Speaker: Dahye Cho (Yonsei University)
Title: Introduction to (Relative) Symplectic Cohomology and Applications
Abstract: For certain non-compact symplectic manifold with nice properties, we can apply Morse theory on the space of loops on the symplectic manifold, following Floer’s idea. In this talk, we will review definitions of symplectic cohomology, its relative version, and some geometric properties of them. There is a spectral sequence relating two versions of symplectic cohomology via the winding filtration. I will briefly explain the main idea of constructing the spectral sequence and provide applications to detect cylindrical affine varieties.

Speaker: Yunhyung Cho (Sungkyunkwan University)

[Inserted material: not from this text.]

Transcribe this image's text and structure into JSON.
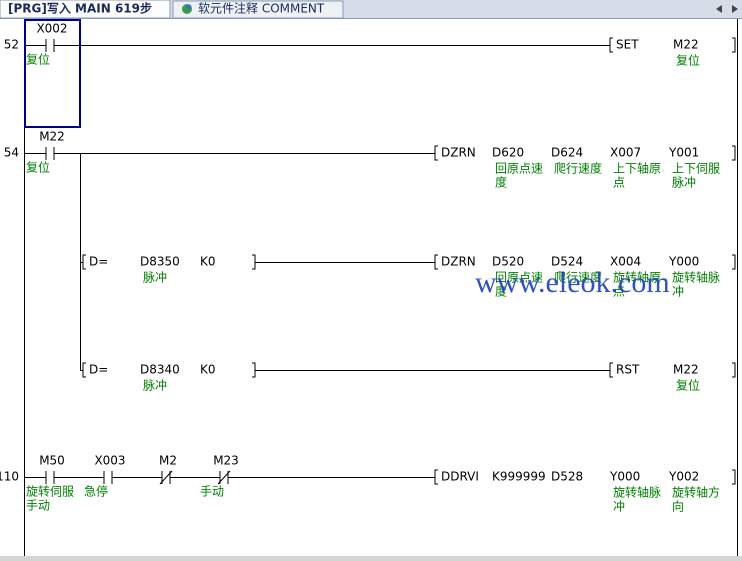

Title: Maximal tori in the Hamiltonian diffeomorphism group
Abstract: Let $M$ be a compact symplectic toric manifold. It is known by McDuff that the number of maximal tori is finite up to conjugation by elements of symplectomorphism groups. She also posed an interesting conjecture whether the number is one when a symplectic form is monotone. Recently, this conjecture was solved in some special classes of manifolds such as Bott manifolds or small / large Picard numbers. In this talk, I will introduce two ideas to approach this problem: (1) c_1-cohomological rigidity of Fano manifolds (by C.-Lee-Masuda-Park) and (2) mutations of polytopes (Pabiniak-Tolman).

Speaker: Hongtaek Jung (Seoul National University)
Title: Symplectic structure on Hitchin components
Abstract: Let $S$ be a closed orientable surface of genus $g>1$. We introduce the $\operatorname{PSL}(n,\mathbb{R})$-Hitchin component sitting inside the character variety $\operatorname{Hom}(\pi_1(S),\operatorname{PSL}(n,\mathbb{R}))/\operatorname{PSL}(n,\mathbb{R})$ and discuss its smooth and symplectic structure. In the second half of the talk, we show that $\operatorname{PSL}(3,\mathbb{R})$-Hitchin component is symplectomorphic to the standard Euclidean space.